La storia di Kumamon, un orso molto puccioso
Kumamon è un orso nero con le guance rosse che fa da mascotte alla prefettura di Kumamoto, nel sud del Giappone. In tutto il paese è molto diffusa per le città, gli aeroporti e altre istituzioni l’usanza di avere uno “yuru-chara” o “yuru-kyara“, cioè un personaggio che appaia adorabile e tenero, per promuovere la propria immagine e attrarre turisti o clienti. Come Hello Kitty, Kumamon non parla e non ha una vita sentimentale o sessuale, ma ha un carattere preciso: è descritto come “molto birichino”.
Kumamon è stato pensato per pubblicizzare l’ampliamento della rete ferroviaria ad alta velocità Shinkansen fino a Kumamoto: l’azienda ferroviaria giapponese commissionò nel 2010 un logo per promuovere la prefettura – fino a quel momento nota solo per un vulcano e per la riproduzione di un castello realizzata negli anni Sessanta – e il designer incaricato creò Kumamon, il cui nome significa più o meno “uomo-orso”. Le aziende di Kumamoto possono usare la sua immagine sui loro prodotti gratuitamente, basta che questi siano fatti con materie prime locali oppure che sulle loro etichette si parli di Kumamoto. Non tutti gli yuru-kyara hanno successo, molti vengono sostituiti se le persone non gli si affezionano, ma Kumamon ha funzionato molto bene: fu votato come yuru-kyara più popolare nel 2011 durante la competizione annuale degli yuru-kyara, il Gran Prix, alla cui ultima edizione hanno partecipato 1.727 mascotte diverse e 77mila spettatori.
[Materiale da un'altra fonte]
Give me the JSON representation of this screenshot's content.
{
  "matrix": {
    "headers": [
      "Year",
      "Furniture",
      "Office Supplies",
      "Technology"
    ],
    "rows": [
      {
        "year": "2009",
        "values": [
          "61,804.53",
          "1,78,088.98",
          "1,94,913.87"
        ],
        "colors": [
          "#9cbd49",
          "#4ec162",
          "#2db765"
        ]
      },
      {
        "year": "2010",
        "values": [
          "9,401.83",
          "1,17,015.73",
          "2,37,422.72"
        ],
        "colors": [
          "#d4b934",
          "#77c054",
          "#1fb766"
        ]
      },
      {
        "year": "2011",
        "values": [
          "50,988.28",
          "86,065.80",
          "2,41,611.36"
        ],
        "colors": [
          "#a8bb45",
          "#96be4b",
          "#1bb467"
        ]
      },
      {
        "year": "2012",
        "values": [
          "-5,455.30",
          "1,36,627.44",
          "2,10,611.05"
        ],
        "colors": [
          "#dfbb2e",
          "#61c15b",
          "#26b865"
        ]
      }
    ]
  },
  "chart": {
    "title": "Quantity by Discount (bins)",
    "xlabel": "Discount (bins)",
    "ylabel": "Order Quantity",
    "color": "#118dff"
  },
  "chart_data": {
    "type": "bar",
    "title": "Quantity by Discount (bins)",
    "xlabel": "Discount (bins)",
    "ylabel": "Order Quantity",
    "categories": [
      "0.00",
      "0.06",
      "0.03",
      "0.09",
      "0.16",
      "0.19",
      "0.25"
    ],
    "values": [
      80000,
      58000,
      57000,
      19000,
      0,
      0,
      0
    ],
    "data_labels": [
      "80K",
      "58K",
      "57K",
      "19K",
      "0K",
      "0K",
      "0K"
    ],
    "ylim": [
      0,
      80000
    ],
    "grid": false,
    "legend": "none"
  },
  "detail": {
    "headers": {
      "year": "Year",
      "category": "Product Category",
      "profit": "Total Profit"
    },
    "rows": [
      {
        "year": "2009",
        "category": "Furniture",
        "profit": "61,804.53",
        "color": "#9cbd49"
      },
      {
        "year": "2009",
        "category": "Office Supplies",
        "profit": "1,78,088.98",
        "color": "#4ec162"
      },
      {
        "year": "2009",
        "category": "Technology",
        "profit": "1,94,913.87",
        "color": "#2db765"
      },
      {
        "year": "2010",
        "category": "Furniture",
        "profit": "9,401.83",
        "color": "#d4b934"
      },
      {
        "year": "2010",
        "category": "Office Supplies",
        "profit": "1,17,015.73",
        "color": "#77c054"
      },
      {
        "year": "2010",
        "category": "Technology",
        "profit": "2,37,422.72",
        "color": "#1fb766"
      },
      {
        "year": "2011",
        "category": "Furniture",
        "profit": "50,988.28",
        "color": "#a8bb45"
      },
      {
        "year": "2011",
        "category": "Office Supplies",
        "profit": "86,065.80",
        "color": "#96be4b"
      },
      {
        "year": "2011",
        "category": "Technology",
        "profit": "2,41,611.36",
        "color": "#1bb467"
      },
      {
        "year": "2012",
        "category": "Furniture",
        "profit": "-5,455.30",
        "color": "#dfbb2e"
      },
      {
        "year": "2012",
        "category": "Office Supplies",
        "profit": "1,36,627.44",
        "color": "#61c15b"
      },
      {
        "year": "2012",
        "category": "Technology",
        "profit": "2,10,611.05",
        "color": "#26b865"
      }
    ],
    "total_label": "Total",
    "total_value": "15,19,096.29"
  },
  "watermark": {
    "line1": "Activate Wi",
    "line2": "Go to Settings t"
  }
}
おはくま〜!今日もくーまー(フィンランド語で「暑い」)になりそうだモン。水分補給はくまめにだモン☆ pic.twitter.com/mED5YC5UjP
— くまモン【公式】 (@55_kumamon) July 30, 2016
Oggi Kumamon è più di un simbolo e di una strategia commerciale per Kumamoto: Steinberg spiega che è considerato “quasi come una creatura vivente, una specie di stravagante divinità domestica a forma di orso”. Quando il 16 aprile 2016 un terremoto di magnitudo 6,2 colpì l’isola di Kyushu, dove si trova la prefettura di Kumamoto, moltissime persone scrissero a Kumamon su Twitter (il suo account ha 500mila followers) per sapere se stesse bene: molte di loro non erano nemmeno giapponesi, ma thailandesi, cinesi o di Hong Kong, e mandavano messaggi come “Kumamon e i suoi amici sono salvi?”. L’amministrazione locale era troppo impegnata con l’emergenza per aggiornare l’account Twitter dell’orso e per questo i suoi fan si erano preoccupati; migliaia di disegni fatti da bambini ma anche da artisti furono messi sui social network: mostravano Kumamon intento ad aiutare i soccorritori tra le macerie.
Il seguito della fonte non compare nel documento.